The New Yorker:

By Helen Rosner
March 26, 2019

In 1942, Julia McWilliams moved from New York to Washington, D.C., where she was hired as a file clerk at the Office of Strategic Services, the newly formed federal intelligence agency. She had been feeling at loose ends—unmarried at the decrepit old age of thirty, and nursing dashed hopes of becoming a writer. Less than a year later, she found herself stationed in Ceylon (now Sri Lanka), where she met and fell madly in love with Paul Child, a cartographer and aesthete ten years her senior. They were eventually both transferred to Kunming, China, and then returned to America after the war. They got married, in 1946, and landed, after some time, in France, where Paul worked in the U.S. embassy, and Julia was left to find a way to fill her days. She ended up at Le Cordon Bleu, in a morning class taught entirely in French and attended entirely by American soldiers on the G.I. Bill. The rest is the stuff of gastronomic legend: the love affair with French cuisine, and then the meandering and often tumultuous path to publishing “Mastering the Art of French Cooking”—the two-volume compendium, co-authored with Simone Beck and Louisette Berthold, that would make Julia Child the most famous French chef in the world, despite the fact that she was not a bit French, nor even (as she insisted her entire life) a proper chef.

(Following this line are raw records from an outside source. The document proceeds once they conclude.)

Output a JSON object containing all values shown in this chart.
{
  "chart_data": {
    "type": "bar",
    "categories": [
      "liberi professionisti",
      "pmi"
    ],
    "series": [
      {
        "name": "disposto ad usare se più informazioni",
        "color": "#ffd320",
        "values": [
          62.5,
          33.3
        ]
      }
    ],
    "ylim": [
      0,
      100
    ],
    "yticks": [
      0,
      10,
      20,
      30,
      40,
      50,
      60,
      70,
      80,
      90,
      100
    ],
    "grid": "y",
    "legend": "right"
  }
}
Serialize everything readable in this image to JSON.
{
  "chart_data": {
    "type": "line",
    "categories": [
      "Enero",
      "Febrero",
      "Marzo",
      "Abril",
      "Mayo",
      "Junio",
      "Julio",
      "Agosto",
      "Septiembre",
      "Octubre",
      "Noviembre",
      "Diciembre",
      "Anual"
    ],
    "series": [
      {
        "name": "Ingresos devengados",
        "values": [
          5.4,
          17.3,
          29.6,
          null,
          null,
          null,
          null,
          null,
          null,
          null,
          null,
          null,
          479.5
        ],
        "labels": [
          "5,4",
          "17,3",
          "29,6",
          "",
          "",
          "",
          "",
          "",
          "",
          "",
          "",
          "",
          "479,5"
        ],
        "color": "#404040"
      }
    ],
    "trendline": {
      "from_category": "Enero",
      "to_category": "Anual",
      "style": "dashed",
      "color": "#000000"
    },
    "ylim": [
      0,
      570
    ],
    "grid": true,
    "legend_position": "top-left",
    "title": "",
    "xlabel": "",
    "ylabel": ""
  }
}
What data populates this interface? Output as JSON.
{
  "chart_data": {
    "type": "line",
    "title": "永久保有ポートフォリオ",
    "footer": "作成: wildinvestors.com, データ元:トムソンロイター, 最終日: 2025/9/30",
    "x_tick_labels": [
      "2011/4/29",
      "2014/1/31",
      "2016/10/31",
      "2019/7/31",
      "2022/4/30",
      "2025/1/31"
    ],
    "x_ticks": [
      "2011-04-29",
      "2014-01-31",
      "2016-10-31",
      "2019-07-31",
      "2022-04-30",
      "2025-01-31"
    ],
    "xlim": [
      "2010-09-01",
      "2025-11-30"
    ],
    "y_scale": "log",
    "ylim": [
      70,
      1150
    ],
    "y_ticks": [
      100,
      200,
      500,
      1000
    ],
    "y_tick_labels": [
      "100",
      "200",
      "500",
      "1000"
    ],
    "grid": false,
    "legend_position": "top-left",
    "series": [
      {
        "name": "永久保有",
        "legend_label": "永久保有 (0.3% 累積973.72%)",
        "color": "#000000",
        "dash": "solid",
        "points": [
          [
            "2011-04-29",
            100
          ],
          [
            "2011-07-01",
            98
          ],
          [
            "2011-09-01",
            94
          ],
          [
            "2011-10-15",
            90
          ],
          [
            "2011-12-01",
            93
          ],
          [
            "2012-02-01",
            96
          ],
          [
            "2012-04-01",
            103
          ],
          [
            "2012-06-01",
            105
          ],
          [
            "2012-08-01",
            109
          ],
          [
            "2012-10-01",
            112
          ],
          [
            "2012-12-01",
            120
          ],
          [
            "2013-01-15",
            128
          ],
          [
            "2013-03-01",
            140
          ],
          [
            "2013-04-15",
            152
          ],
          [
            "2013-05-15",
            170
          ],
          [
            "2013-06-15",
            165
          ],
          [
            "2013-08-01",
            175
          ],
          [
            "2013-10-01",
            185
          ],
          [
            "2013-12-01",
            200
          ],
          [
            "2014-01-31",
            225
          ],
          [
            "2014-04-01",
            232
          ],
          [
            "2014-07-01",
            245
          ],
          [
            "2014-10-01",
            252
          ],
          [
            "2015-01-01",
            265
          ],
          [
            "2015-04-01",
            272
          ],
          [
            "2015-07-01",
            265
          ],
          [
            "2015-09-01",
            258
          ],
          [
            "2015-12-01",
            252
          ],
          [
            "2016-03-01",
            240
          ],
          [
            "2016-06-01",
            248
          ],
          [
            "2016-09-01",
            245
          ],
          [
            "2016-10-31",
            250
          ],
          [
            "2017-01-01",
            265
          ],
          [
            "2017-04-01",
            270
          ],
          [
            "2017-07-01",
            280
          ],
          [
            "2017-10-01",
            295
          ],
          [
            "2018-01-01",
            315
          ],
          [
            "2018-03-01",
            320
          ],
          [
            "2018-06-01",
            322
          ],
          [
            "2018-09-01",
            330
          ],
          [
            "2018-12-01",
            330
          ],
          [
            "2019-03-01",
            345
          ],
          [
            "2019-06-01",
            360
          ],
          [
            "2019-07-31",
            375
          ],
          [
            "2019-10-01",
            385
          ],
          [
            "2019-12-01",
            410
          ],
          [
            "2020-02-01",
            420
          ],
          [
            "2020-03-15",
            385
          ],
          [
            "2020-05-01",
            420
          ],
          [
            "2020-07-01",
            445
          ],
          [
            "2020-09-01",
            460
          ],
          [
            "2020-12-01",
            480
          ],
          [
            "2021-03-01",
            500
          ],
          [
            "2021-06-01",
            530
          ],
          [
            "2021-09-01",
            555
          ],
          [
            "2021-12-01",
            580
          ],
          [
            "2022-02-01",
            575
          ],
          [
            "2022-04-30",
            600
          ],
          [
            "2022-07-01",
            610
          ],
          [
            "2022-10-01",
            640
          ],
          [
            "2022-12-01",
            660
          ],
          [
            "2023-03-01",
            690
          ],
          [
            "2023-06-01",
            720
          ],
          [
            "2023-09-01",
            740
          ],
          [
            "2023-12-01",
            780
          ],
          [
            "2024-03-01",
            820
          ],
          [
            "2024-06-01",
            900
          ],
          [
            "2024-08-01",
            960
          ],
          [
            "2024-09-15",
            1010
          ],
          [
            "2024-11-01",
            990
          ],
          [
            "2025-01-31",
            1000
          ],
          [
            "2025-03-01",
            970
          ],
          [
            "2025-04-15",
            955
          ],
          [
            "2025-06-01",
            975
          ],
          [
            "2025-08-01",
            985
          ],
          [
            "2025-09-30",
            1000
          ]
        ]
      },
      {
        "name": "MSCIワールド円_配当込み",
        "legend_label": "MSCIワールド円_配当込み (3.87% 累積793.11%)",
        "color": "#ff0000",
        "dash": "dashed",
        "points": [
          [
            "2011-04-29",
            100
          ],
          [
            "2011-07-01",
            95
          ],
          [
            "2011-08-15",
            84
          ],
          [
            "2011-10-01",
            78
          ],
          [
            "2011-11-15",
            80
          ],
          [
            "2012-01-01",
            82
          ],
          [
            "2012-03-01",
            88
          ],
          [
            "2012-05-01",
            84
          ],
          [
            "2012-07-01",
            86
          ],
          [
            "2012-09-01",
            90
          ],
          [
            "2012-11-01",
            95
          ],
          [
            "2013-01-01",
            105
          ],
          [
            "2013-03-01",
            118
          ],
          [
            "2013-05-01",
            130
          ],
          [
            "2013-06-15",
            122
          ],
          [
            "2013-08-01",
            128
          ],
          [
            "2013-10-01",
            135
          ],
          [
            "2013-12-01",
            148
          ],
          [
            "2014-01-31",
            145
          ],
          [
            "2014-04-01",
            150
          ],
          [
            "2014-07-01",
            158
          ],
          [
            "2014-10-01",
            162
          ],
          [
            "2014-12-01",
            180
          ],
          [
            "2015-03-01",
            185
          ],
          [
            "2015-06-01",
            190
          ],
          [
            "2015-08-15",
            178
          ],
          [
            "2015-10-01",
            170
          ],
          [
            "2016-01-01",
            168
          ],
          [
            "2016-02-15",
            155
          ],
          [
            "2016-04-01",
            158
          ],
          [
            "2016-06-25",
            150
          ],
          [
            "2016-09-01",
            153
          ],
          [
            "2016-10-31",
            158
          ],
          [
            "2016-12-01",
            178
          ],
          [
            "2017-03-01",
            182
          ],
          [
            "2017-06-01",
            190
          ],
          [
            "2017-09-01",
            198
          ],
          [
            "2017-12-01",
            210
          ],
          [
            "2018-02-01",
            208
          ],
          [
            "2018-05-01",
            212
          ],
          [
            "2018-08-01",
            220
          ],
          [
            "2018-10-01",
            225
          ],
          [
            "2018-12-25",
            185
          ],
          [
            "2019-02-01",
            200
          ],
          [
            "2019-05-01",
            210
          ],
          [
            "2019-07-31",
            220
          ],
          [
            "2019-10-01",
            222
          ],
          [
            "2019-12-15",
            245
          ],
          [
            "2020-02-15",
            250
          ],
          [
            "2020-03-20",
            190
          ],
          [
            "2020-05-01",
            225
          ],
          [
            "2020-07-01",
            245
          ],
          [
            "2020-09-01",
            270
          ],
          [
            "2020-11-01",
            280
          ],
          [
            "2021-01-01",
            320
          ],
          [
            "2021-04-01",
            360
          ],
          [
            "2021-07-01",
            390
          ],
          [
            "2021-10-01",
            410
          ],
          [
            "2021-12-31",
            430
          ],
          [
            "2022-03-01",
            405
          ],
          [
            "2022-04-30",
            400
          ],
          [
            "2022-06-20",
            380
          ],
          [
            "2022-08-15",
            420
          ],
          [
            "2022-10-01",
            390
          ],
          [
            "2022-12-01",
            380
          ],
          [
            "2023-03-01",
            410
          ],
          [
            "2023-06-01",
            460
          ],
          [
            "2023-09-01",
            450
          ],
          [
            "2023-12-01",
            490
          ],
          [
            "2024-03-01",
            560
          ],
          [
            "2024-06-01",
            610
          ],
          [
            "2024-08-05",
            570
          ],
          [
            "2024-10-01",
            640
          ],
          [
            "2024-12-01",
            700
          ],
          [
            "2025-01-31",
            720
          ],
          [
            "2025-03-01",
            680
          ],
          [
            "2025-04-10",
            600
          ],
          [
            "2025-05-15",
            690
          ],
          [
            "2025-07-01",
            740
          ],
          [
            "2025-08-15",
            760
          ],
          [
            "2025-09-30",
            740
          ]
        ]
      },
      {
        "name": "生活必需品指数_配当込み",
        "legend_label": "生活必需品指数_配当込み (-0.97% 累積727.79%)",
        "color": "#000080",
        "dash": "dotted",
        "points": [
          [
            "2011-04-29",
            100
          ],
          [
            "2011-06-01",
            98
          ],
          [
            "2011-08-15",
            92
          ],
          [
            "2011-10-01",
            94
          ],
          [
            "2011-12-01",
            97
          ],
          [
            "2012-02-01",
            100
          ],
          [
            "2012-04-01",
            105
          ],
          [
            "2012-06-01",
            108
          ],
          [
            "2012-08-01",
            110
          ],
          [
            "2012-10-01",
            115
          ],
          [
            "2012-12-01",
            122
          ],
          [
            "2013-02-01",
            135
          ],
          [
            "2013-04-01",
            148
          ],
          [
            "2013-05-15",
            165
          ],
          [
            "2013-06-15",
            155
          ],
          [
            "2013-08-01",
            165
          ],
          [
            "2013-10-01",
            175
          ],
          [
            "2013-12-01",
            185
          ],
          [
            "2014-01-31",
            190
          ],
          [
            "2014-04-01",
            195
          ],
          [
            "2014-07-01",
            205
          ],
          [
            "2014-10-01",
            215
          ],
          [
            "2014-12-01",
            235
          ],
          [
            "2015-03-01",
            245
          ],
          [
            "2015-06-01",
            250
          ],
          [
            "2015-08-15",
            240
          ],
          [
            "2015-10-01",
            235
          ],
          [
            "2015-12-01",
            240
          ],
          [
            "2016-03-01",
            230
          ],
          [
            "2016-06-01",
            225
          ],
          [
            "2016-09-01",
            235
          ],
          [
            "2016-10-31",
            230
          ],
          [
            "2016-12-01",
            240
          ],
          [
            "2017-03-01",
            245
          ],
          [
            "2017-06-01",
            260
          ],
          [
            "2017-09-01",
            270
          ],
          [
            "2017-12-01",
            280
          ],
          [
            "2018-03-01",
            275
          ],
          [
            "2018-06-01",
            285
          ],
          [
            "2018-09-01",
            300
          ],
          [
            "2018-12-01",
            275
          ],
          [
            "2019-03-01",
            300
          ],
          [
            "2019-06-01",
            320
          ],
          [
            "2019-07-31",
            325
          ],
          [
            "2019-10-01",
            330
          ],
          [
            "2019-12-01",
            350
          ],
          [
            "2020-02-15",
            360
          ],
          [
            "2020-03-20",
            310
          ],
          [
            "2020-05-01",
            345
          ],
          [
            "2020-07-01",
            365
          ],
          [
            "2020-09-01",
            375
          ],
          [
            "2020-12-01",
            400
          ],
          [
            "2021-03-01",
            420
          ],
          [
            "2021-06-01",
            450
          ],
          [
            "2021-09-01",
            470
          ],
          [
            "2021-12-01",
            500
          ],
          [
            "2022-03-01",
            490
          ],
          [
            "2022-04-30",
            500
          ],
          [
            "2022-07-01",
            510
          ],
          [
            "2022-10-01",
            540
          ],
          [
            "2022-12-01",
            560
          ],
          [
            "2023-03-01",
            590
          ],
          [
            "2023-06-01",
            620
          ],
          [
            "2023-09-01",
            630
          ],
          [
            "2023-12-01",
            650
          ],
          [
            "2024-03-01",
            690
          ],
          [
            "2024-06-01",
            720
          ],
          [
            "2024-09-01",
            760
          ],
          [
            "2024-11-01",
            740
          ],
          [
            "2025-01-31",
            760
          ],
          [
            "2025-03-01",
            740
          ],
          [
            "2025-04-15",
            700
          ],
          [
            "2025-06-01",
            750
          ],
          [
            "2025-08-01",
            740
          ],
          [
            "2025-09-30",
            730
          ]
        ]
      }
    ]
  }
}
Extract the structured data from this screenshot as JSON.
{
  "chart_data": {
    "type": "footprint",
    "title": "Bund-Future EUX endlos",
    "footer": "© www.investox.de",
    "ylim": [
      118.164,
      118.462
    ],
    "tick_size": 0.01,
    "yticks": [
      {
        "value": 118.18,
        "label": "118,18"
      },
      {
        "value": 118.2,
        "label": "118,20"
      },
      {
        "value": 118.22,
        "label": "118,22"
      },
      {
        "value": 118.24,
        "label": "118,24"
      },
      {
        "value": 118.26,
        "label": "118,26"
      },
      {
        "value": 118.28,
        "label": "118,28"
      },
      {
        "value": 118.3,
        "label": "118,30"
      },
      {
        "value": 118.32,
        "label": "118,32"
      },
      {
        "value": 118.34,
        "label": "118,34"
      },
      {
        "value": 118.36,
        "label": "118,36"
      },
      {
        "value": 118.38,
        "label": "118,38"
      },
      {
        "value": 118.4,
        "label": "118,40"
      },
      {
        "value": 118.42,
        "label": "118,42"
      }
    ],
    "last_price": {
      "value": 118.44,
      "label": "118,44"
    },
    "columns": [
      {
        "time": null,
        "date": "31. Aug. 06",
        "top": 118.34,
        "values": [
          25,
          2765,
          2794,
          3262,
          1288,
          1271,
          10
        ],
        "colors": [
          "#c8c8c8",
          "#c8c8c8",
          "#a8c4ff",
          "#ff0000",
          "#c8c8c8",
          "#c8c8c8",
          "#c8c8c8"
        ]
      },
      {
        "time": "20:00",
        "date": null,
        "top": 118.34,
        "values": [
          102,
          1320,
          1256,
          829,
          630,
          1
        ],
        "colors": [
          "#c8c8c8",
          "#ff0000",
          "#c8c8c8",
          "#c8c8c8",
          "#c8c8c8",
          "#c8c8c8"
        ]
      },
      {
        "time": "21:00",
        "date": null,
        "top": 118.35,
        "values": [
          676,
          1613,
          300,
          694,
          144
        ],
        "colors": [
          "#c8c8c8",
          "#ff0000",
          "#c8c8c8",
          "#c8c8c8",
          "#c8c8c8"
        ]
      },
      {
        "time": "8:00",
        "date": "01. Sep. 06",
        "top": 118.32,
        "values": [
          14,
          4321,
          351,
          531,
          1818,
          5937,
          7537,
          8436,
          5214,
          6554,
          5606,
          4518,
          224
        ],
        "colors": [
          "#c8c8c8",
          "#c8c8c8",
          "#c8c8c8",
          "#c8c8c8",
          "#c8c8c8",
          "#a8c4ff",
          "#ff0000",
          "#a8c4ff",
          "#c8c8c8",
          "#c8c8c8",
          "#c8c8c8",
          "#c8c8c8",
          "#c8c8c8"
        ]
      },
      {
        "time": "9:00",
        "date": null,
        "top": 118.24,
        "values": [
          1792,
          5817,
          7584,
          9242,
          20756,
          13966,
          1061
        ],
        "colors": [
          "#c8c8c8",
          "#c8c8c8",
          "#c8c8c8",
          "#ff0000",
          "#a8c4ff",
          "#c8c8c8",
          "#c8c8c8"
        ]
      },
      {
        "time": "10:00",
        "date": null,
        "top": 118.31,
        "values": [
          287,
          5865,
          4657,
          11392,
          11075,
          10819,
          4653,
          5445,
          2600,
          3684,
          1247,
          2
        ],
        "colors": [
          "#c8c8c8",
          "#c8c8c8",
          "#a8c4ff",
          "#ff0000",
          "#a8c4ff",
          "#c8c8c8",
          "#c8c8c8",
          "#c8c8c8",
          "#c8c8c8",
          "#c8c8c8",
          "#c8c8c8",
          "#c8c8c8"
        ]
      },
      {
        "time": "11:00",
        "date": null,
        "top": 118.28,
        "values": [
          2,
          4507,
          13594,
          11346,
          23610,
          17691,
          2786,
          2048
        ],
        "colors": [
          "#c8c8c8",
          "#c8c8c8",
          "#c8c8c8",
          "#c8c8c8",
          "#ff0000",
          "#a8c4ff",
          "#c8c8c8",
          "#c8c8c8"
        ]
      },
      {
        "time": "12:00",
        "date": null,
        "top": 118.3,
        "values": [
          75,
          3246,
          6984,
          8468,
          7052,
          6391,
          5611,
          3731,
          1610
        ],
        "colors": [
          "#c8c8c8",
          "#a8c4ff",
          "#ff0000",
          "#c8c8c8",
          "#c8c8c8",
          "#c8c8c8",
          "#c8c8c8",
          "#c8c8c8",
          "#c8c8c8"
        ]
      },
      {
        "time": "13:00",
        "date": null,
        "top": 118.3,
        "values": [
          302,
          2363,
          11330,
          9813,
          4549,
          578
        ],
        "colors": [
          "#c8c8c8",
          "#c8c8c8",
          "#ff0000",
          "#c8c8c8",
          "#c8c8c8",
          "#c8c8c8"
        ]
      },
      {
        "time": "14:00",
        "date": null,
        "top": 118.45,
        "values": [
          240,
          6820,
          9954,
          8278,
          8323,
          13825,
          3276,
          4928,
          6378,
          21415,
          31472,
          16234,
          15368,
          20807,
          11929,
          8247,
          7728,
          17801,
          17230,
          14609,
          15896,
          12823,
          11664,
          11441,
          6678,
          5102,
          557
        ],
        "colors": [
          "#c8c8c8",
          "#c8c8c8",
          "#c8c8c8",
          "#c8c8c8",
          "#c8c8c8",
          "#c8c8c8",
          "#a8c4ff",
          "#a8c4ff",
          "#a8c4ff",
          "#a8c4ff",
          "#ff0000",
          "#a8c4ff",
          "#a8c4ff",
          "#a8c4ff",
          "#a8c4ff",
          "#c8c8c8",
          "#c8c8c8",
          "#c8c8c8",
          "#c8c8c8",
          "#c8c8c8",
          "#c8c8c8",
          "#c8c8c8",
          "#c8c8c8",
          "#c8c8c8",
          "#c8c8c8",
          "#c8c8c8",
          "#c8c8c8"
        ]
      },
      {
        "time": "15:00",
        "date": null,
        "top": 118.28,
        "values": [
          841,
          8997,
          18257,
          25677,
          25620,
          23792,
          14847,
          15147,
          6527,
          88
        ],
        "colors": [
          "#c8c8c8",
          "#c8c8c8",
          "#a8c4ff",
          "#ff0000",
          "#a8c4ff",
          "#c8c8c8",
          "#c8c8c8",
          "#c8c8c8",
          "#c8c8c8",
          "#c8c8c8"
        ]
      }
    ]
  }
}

The public Julia Child—Julia Child the culinary titan—looms so large that she often eclipses the person who existed outside the kitchen. Her private sides emerge, in part, in her biographies, especially those written by her nephew, Alex Prud’homme, as well as in her own voluminous correspondence, much of which is archived at Harvard’s Schlesinger Library. In a new volume, “Julia Child: The Last Interview,” a collection of conversations with journalists from throughout her life, the Child on display is quick and insouciant, as one expects her to be, pronouncing on methods for turning mushrooms and the pleasure of making one’s own vinaigrette. But in nearly four decades her voice evolves, revealing a steadily growing mastery in matters beyond the kitchen: the craft of making public television, for example, and theories of education and academia. A part of Julia that stands out in the volume (for which I wrote the introduction), one that I hadn’t previously appreciated, is her passionate political engagement.